According to some fans though, the problem is of a different nature. They contend that the Derryman has taken the team as far as he can and has been exposed for being a little short of top quality himself in recent months. In particular, they believe he is tactically sterile, that his team never really have a plan B, and, in spite of boasting some of England’s most exciting attackers (hardly the boast it once was), he’s a tad negative in his approach.

Of course, this is regarded as sacrilegious in some quarters. The thinking is that just by having Villa in the shake-up for fourth for so long O’Neill has performed a feat of managerial genius. His signing of Richard Dunne is a legitimate contender for bargain buy of the season and after all, this is the same man who won so much at Celtic. However, Scottish success is not the calling card it once was, and again, there are avid hoops watchers who can cite occasions where the team actually under-achieved on O’Neill’s watch there. Blasphemy, but there you go.
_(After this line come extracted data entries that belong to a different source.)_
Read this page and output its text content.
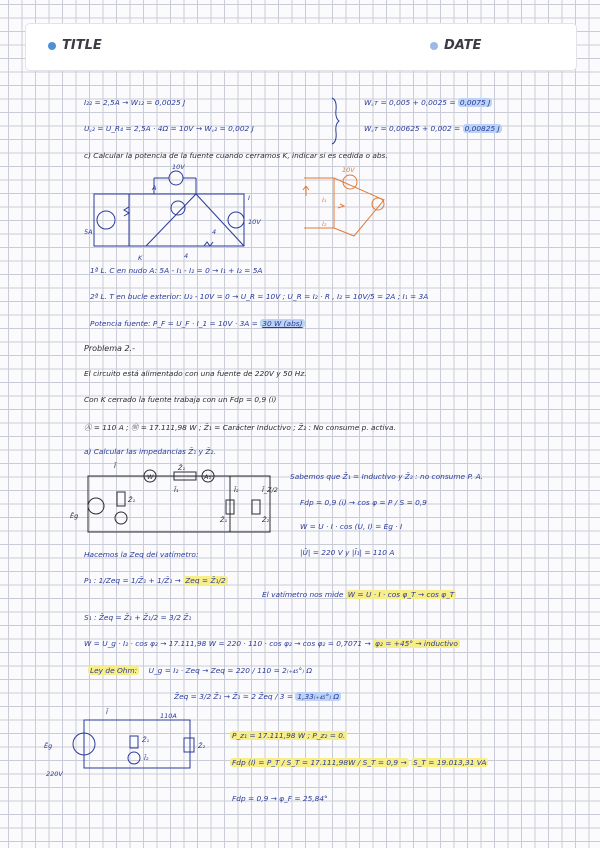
TITLE	DATE
I₂₂ = 2,5A → W₁₂ = 0,0025 J
U꜀₂ = U_R₄ = 2,5A · 4Ω = 10V → W꜀₂ = 0,002 J
W꜀ᴛ = 0,005 + 0,0025 = 0,0075 J
W꜀ᴛ = 0,00625 + 0,002 = 0,00825 J
c) Calcular la potencia de la fuente cuando cerramos K, indicar si es cedida o abs.
5A
A
10V
I
10V
4
4
K
I₁
I₂
10V
1ª L. C en nudo A: 5A - I₁ - I₂ = 0 → I₁ + I₂ = 5A
2ª L. T en bucle exterior: U₂ - 10V = 0 → U_R = 10V ; U_R = I₂ · R , I₂ = 10V/5 = 2A ; I₁ = 3A
Potencia fuente: P_F = U_F · I_1 = 10V · 3A = 30 W (abs)
Problema 2.-
El circuito está alimentado con una fuente de 220V y 50 Hz.
Con K cerrado la fuente trabaja con un Fdp = 0,9 (i)
Ⓐ = 110 A ; Ⓦ = 17.111,98 W ; Z̄₁ = Carácter Inductivo ; Z̄₂ : No consume p. activa.
a) Calcular las impedancias Z̄₁ y Z̄₂.
Ī
Ēg
Z̄₁
Ī₁	Ī₂	Ī_Z/2
Z̄₁	Z̄₂
W	A₁
Z̄₁
Sabemos que Z̄₁ = Inductivo y Z̄₂ : no consume P. A.
Fdp = 0,9 (i) → cos φ = P / S = 0,9
W = U · I · cos (U, I) = Eg · I
|Ū| = 220 V y |Ī₁| = 110 A
Hacemos la Zeq del vatímetro:
P₁ : 1/Zeq = 1/Z̄₁ + 1/Z̄₁ → Zeq = Z̄₁/2
El vatímetro nos mide W = U · I · cos φ_T → cos φ_T
S₁ : Z̄eq = Z̄₁ + Z̄₁/2 = 3/2 Z̄₁
W = U_g · I₂ · cos φ₂ → 17.111,98 W = 220 · 110 · cos φ₂ → cos φ₂ = 0,7071 → φ₂ = +45° → inductivo
Ley de Ohm: U_g = I₂ · Zeq → Zeq = 220 / 110 = 2₍₊₄₅°₎ Ω
Z̄eq = 3/2 Z̄₁ → Z̄₁ = 2 Z̄eq / 3 = 1,33₍₊₄₅°₎ Ω
Ī	110A
Ēg
Z̄₁
Z̄₂
220V
Ī₂
P_z₁ = 17.111,98 W ; P_z₂ = 0.
Fdp (I) = P_T / S_T = 17.111,98W / S_T = 0,9 → S_T = 19.013,31 VA
Fdp = 0,9 → φ_F = 25,84°
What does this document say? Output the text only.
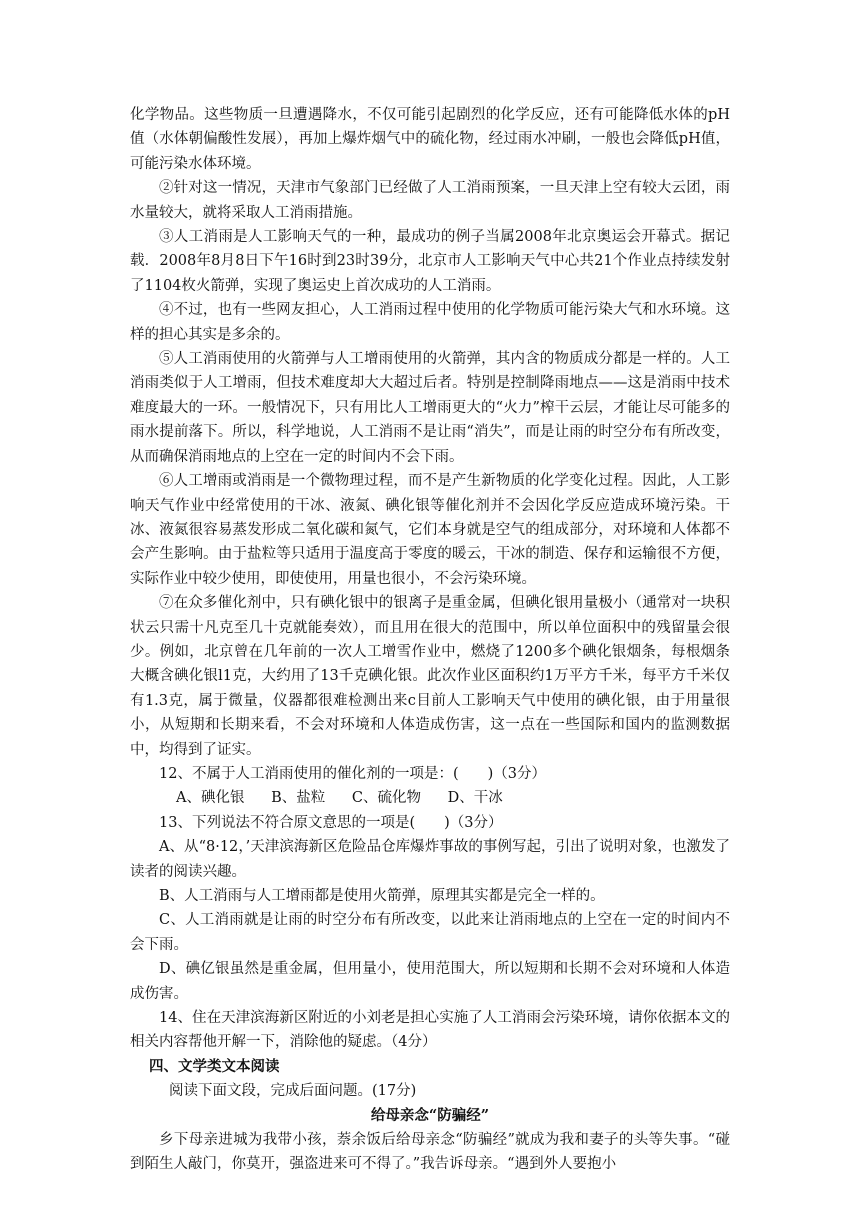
化学物品。这些物质一旦遭遇降水，不仅可能引起剧烈的化学反应，还有可能降低水体的pH值（水体朝偏酸性发展），再加上爆炸烟气中的硫化物，经过雨水冲刷，一般也会降低pH值，可能污染水体环境。

②针对这一情况，天津市气象部门已经做了人工消雨预案，一旦天津上空有较大云团，雨水量较大，就将采取人工消雨措施。

③人工消雨是人工影响天气的一种，最成功的例子当属2008年北京奥运会开幕式。据记载．2008年8月8日下午16时到23时39分，北京市人工影响天气中心共21个作业点持续发射了1104枚火箭弹，实现了奥运史上首次成功的人工消雨。

④不过，也有一些网友担心，人工消雨过程中使用的化学物质可能污染大气和水环境。这样的担心其实是多余的。

⑤人工消雨使用的火箭弹与人工增雨使用的火箭弹，其内含的物质成分都是一样的。人工消雨类似于人工增雨，但技术难度却大大超过后者。特别是控制降雨地点——这是消雨中技术难度最大的一环。一般情况下，只有用比人工增雨更大的“火力”榨干云层，才能让尽可能多的雨水提前落下。所以，科学地说，人工消雨不是让雨“消失”，而是让雨的时空分布有所改变，从而确保消雨地点的上空在一定的时间内不会下雨。

⑥人工增雨或消雨是一个微物理过程，而不是产生新物质的化学变化过程。因此，人工影响天气作业中经常使用的干冰、液氮、碘化银等催化剂并不会因化学反应造成环境污染。干冰、液氮很容易蒸发形成二氧化碳和氮气，它们本身就是空气的组成部分，对环境和人体都不会产生影响。由于盐粒等只适用于温度高于零度的暖云，干冰的制造、保存和运输很不方便，实际作业中较少使用，即使使用，用量也很小，不会污染环境。

⑦在众多催化剂中，只有碘化银中的银离子是重金属，但碘化银用量极小（通常对一块积状云只需十凡克至几十克就能奏效），而且用在很大的范围中，所以单位面积中的残留量会很少。例如，北京曾在几年前的一次人工增雪作业中，燃烧了1200多个碘化银烟条，每根烟条大概含碘化银l1克，大约用了13千克碘化银。此次作业区面积约1万平方千米，每平方千米仅有1.3克，属于微量，仪器都很难检测出来c目前人工影响天气中使用的碘化银，由于用量很小，从短期和长期来看，不会对环境和人体造成伤害，这一点在一些国际和国内的监测数据中，均得到了证实。

12、不属于人工消雨使用的催化剂的一项是：(　　)（3分）

A、碘化银 B、盐粒 C、硫化物 D、干冰

13、下列说法不符合原文意思的一项是(　　)（3分）

A、从“8·12，’天津滨海新区危险品仓库爆炸事故的事例写起，引出了说明对象，也激发了读者的阅读兴趣。

B、人工消雨与人工增雨都是使用火箭弹，原理其实都是完全一样的。

C、人工消雨就是让雨的时空分布有所改变，以此来让消雨地点的上空在一定的时间内不会下雨。

D、碘亿银虽然是重金属，但用量小，使用范围大，所以短期和长期不会对环境和人体造成伤害。

14、住在天津滨海新区附近的小刘老是担心实施了人工消雨会污染环境，请你依据本文的相关内容帮他开解一下，消除他的疑虑。（4分）

四、文学类文本阅读

阅读下面文段，完成后面问题。(17分)

给母亲念“防骗经”

乡下母亲进城为我带小孩，萘余饭后给母亲念“防骗经”就成为我和妻子的头等失事。“碰到陌生人敲门，你莫开，强盗进来可不得了。”我告诉母亲。“遇到外人要抱小
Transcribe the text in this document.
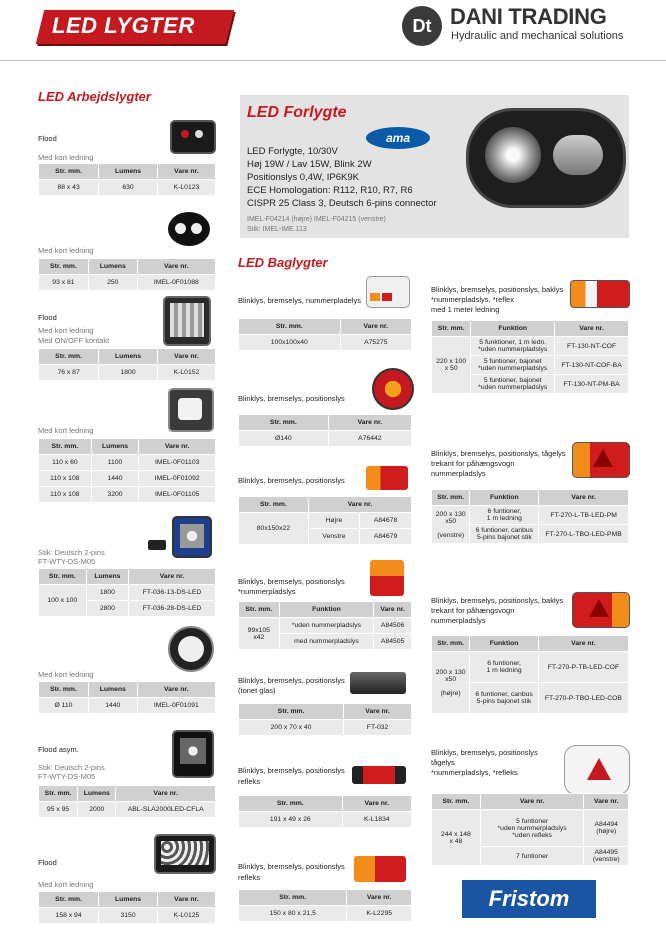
LED LYGTER	Dt DANI TRADING
Hydraulic and mechanical solutions
LED Arbejdslygter
Flood
Med kort ledning
Str. mm.	Lumens	Vare nr.
88 x 43	630	K-L0123
Med kort ledning
Str. mm.	Lumens	Vare nr.
93 x 81	250	IMEL-0F01088
Flood
Med kort ledning
Med ON/OFF kontakt
Str. mm.	Lumens	Vare nr.
76 x 87	1800	K-L0152
Med kort ledning
Str. mm.	Lumens	Vare nr.
110 x 60	1100	IMEL-0F01103
110 x 108	1440	IMEL-0F01092
110 x 108	3200	IMEL-0F01105
Stik: Deutsch 2-pins
FT-WTY-DS-M05
Str. mm.	Lumens	Vare nr.
100 x 100	1800	FT-036-13-DS-LED
	2800	FT-036-28-DS-LED
Med kort ledning
Str. mm.	Lumens	Vare nr.
Ø 110	1440	IMEL-0F01091
Flood asym.
Stik: Deutsch 2-pins
FT-WTY-DS-M05
Str. mm.	Lumens	Vare nr.
95 x 95	2000	ABL-SLA2000LED-CFLA
Flood
Med kort ledning
Str. mm.	Lumens	Vare nr.
158 x 94	3150	K-L0125
LED Forlygte
ama
LED Forlygte, 10/30V
Høj 19W / Lav 15W, Blink 2W
Positionslys 0,4W, IP6K9K
ECE Homologation: R112, R10, R7, R6
CISPR 25 Class 3, Deutsch 6-pins connector
IMEL-F04214 (højre) IMEL-F04215 (venstre)
Stik: IMEL-IME.113
LED Baglygter
Blinklys, bremselys, nummerpladelys
Str. mm.	Vare nr.
100x100x40	A75275
Blinklys, bremselys, positionslys
Str. mm.	Vare nr.
Ø140	A76442
Blinklys, bremselys, positionslys
Str. mm.	Vare nr.	
80x150x22	Højre	A84678
	Venstre	A84679
Blinklys, bremselys, positionslys
*nummerpladslys
Str. mm.	Funktion	Vare nr.
99x105
x42	*uden nummerpladslys	A84506
	med nummerpladslys	A84505
Blinklys, bremselys, positionslys
(tonet glas)
Str. mm.	Vare nr.
200 x 70 x 40	FT-032
Blinklys, bremselys, positionslys
refleks
Str. mm.	Vare nr.
191 x 49 x 26	K-L1834
Blinklys, bremselys, positionslys
refleks
Str. mm.	Vare nr.
150 x 80 x 21,5	K-L2295
Blinklys, bremselys, positionslys, baklys
*nummerpladslys, *reflex
med 1 meter ledning
Str. mm.	Funktion	Vare nr.
220 x 100
x 50	5 funktioner, 1 m ledn.
*uden nummerpladslys	FT-130-NT-COF
	5 funtioner, bajonet
*uden nummerpladslys	FT-130-NT-COF-BA
	5 funtioner, bajonet
*uden nummerpladslys	FT-130-NT-PM-BA
Blinklys, bremselys, positionslys, tågelys
trekant for påhængsvogn
nummerpladslys
Str. mm.	Funktion	Vare nr.
200 x 130
x50

(venstre)	6 funtioner,
1 m ledning	FT-270-L-TB-LED-PM
	6 funtioner, canbus
5-pins bajonet stik	FT-270-L-TBO-LED-PMB
Blinklys, bremselys, positionslys, baklys
trekant for påhængsvogn
nummerpladslys
Str. mm.	Funktion	Vare nr.
200 x 130
x50

(højre)	6 funtioner,
1 m ledning	FT-270-P-TB-LED-COF
	6 funtioner, canbus
5-pins bajonet stik	FT-270-P-TBO-LED-COB
Blinklys, bremselys, positionslys
tågelys
*nummerpladslys, *refleks
Str. mm.	Vare nr.	Vare nr.
244 x 148
x 48	5 funtioner
*uden nummerpladslys
*uden refleks	A84494
(højre)
	7 funtioner	A84495
(venstre)
Fristom
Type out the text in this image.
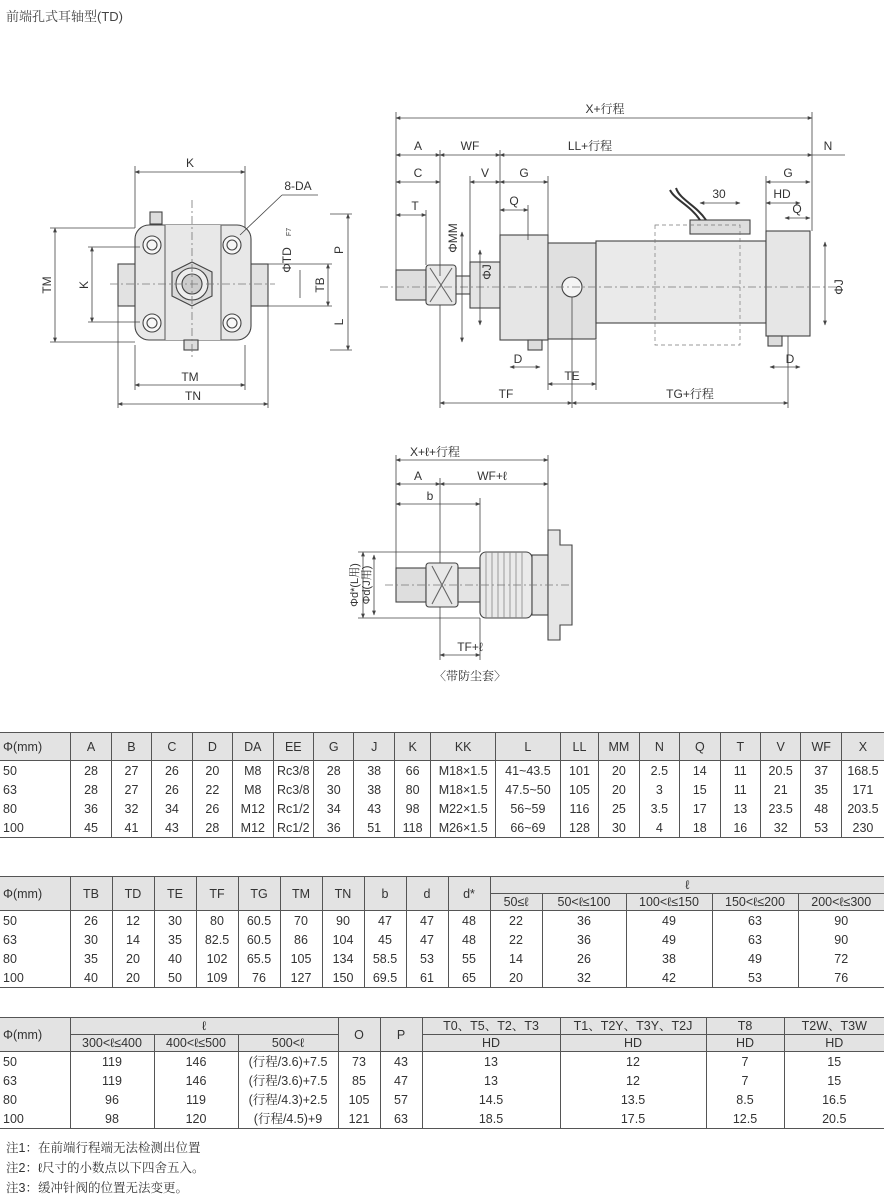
前端孔式耳轴型(TD)
K
8-DA
ΦTD
F7
TM K
P
TB
L
TM
TN
X+行程
A	WF	LL+行程	N
C	V	G	G
T	Q	30	HD
Q
ΦMM
ΦJ
ΦJ
D	D
TF
TE
TG+行程
X+ℓ+行程
A	WF+ℓ
b
Φd*(L用) Φd(J用)
TF+ℓ
〈带防尘套〉
Φ(mm)	A	B	C	D	DA	EE	G	J	K	KK	L	LL	MM	N	Q	T	V	WF	X
50	28	27	26	20	M8	Rc3/8	28	38	66	M18×1.5	41~43.5	101	20	2.5	14	11	20.5	37	168.5
63	28	27	26	22	M8	Rc3/8	30	38	80	M18×1.5	47.5~50	105	20	3	15	11	21	35	171
80	36	32	34	26	M12	Rc1/2	34	43	98	M22×1.5	56~59	116	25	3.5	17	13	23.5	48	203.5
100	45	41	43	28	M12	Rc1/2	36	51	118	M26×1.5	66~69	128	30	4	18	16	32	53	230
Φ(mm)	TB	TD	TE	TF	TG	TM	TN	b	d	d*	ℓ				
											50≤ℓ	50<ℓ≤100	100<ℓ≤150	150<ℓ≤200	200<ℓ≤300
50	26	12	30	80	60.5	70	90	47	47	48	22	36	49	63	90
63	30	14	35	82.5	60.5	86	104	45	47	48	22	36	49	63	90
80	35	20	40	102	65.5	105	134	58.5	53	55	14	26	38	49	72
100	40	20	50	109	76	127	150	69.5	61	65	20	32	42	53	76
Φ(mm)	ℓ			O	P	T0、T5、T2、T3	T1、T2Y、T3Y、T2J	T8	T2W、T3W
	300<ℓ≤400	400<ℓ≤500	500<ℓ			HD	HD	HD	HD
50	119	146	(行程/3.6)+7.5	73	43	13	12	7	15
63	119	146	(行程/3.6)+7.5	85	47	13	12	7	15
80	96	119	(行程/4.3)+2.5	105	57	14.5	13.5	8.5	16.5
100	98	120	(行程/4.5)+9	121	63	18.5	17.5	12.5	20.5
注1：在前端行程端无法检测出位置
注2：ℓ尺寸的小数点以下四舍五入。
注3：缓冲针阀的位置无法变更。
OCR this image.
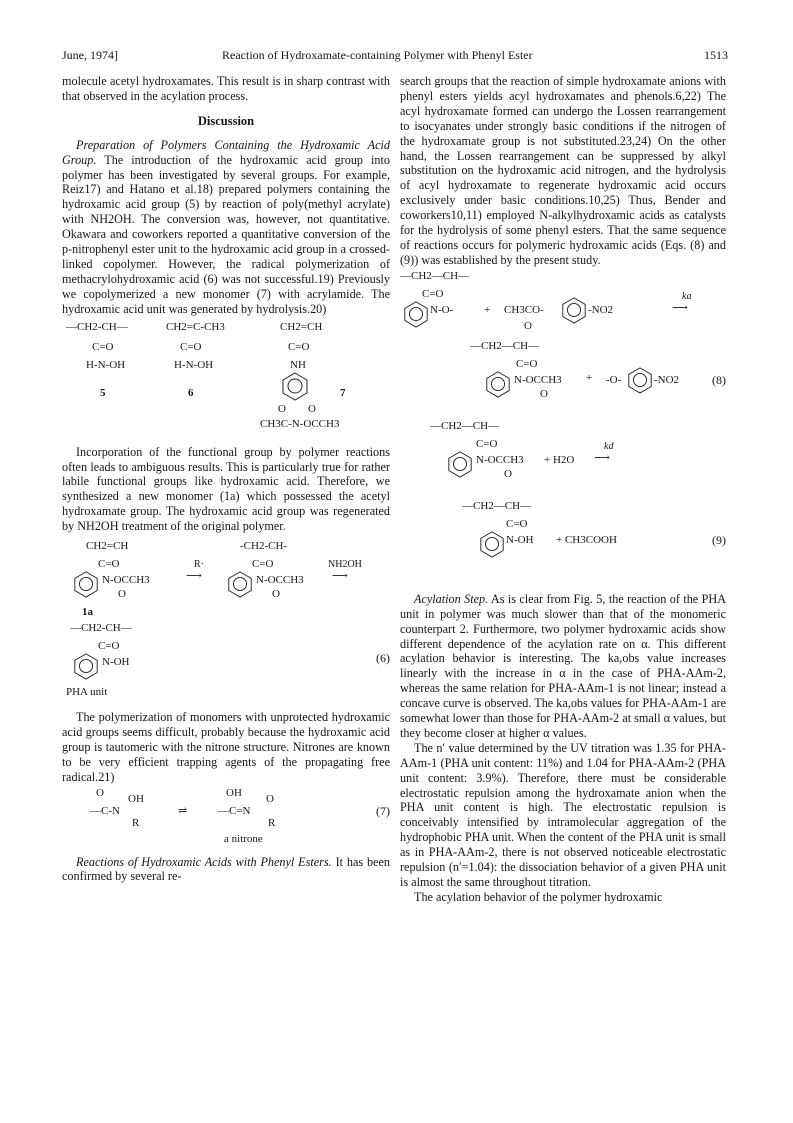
June, 1974]	Reaction of Hydroxamate-containing Polymer with Phenyl Ester	1513

molecule acetyl hydroxamates. This result is in sharp contrast with that observed in the acylation process.

Discussion

Preparation of Polymers Containing the Hydroxamic Acid Group. The introduction of the hydroxamic acid group into polymer has been investigated by several groups. For example, Reiz17) and Hatano et al.18) prepared polymers containing the hydroxamic acid group (5) by reaction of poly(methyl acrylate) with NH2OH. The conversion was, however, not quantitative. Okawara and coworkers reported a quantitative conversion of the p-nitrophenyl ester unit to the hydroxamic acid group in a crossed-linked copolymer. However, the radical polymerization of methacrylohydroxamic acid (6) was not successful.19) Previously we copolymerized a new monomer (7) with acrylamide. The hydroxamic acid unit was generated by hydrolysis.20)

—CH2-CH—
C=O
H-N-OH
5
CH2=C-CH3
C=O
H-N-OH
6
CH2=CH
C=O
NH
O O
CH3C-N-OCCH3
7

Incorporation of the functional group by polymer reactions often leads to ambiguous results. This is particularly true for rather labile functional groups like hydroxamic acid. Therefore, we synthesized a new monomer (1a) which possessed the acetyl hydroxamate group. The hydroxamic acid group was regenerated by NH2OH treatment of the original polymer.

CH2=CH
C=O
N-OCCH3
O
1a
R·
⟶
-CH2-CH-
C=O
N-OCCH3
O
NH2OH
⟶
—CH2-CH—
C=O
N-OH
PHA unit
(6)

The polymerization of monomers with unprotected hydroxamic acid groups seems difficult, probably because the hydroxamic acid group is tautomeric with the nitrone structure. Nitrones are known to be very efficient trapping agents of the propagating free radical.21)

O OH
—C-N
R
⇌
OH O
—C=N
R
a nitrone
(7)

Reactions of Hydroxamic Acids with Phenyl Esters. It has been confirmed by several re-

search groups that the reaction of simple hydroxamate anions with phenyl esters yields acyl hydroxamates and phenols.6,22) The acyl hydroxamate formed can undergo the Lossen rearrangement to isocyanates under strongly basic conditions if the nitrogen of the hydroxamate group is not substituted.23,24) On the other hand, the Lossen rearrangement can be suppressed by alkyl substitution on the hydroxamic acid nitrogen, and the hydrolysis of acyl hydroxamate to regenerate hydroxamic acid occurs exclusively under basic conditions.10,25) Thus, Bender and coworkers10,11) employed N-alkylhydroxamic acids as catalysts for the hydrolysis of some phenyl esters. That the same sequence of reactions occurs for polymeric hydroxamic acids (Eqs. (8) and (9)) was established by the present study.

—CH2—CH—
C=O
N-O-	+ CH3CO-	-NO2
O
ka
⟶
—CH2—CH—
C=O
N-OCCH3
O
+ -O-	-NO2	(8)
—CH2—CH—
C=O
N-OCCH3
O
+ H2O
kd
⟶
—CH2—CH—
C=O
N-OH + CH3COOH	(9)

Acylation Step. As is clear from Fig. 5, the reaction of the PHA unit in polymer was much slower than that of the monomeric counterpart 2. Furthermore, two polymer hydroxamic acids show different dependence of the acylation rate on α. This different acylation behavior is interesting. The ka,obs value increases linearly with the increase in α in the case of PHA-AAm-2, whereas the same relation for PHA-AAm-1 is not linear; instead a concave curve is observed. The ka,obs values for PHA-AAm-1 are somewhat lower than those for PHA-AAm-2 at small α values, but they become closer at higher α values.

The n′ value determined by the UV titration was 1.35 for PHA-AAm-1 (PHA unit content: 11%) and 1.04 for PHA-AAm-2 (PHA unit content: 3.9%). Therefore, there must be considerable electrostatic repulsion among the hydroxamate anion when the PHA unit content is high. The electrostatic repulsion is conceivably intensified by intramolecular aggregation of the hydrophobic PHA unit. When the content of the PHA unit is small as in PHA-AAm-2, there is not observed noticeable electrostatic repulsion (n′=1.04): the dissociation behavior of a given PHA unit is almost the same throughout titration.

The acylation behavior of the polymer hydroxamic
The biggest indictment of his reign was John Terry’s assertion that Chelsea knew going into their recent 7-1 thumping of Villa that O’Neill’s side tend to tire in the last half hour of the game. This charge may have been roundly refuted by the denizens of Villa Park but what does it say about the team’s reputation that opponents actually believe that?

Is this impression the fault of a manager playing too many of the same players week in week out and refusing to recognize the need to rest some? Not to mention the questions it poses about the fitness regime at the club. Or is all this simply the fault of an owner who hasn’t allowed that boss to bolster the squad with reinforcements that would allow him the luxury of rotation?

Where you stand on that argument largely depends on whether you believe O’Neill is a genius wringing every last drop from a limited squad or a man over-rated by a media too quick to regard him as infallible. On the surface, reaching the final of the Carling Cup and the semi-final of the FA Cup is almost as good as it gets for a non-top four side in the modern era.

“Of course, Martin is integral to taking Villa on to the next stage,” said Ashley Young, the other day. “Since he has come in, the club has gone up step by step and you cannot ask for more than that.”

Still, the Villa Park regulars who have booed the team more than once in recent weeks (the ones who label him “Martin O’Myth” on the message boards) will point to the signing of Emile Heskey and a recurring tendency to play players out of position as worrying evidence their manager has run out of ideas.

If there are merits to both views, what’s not in dispute is that in Saturday’s FA Cup semi-final against Chelsea, O’Neill has the perfect opportunity to gain revenge for the recent annihilation and for Terry’s questions about fitness. It’s also the ideal platform to show that he is the manager his inflated newspaper reputation suggests he is.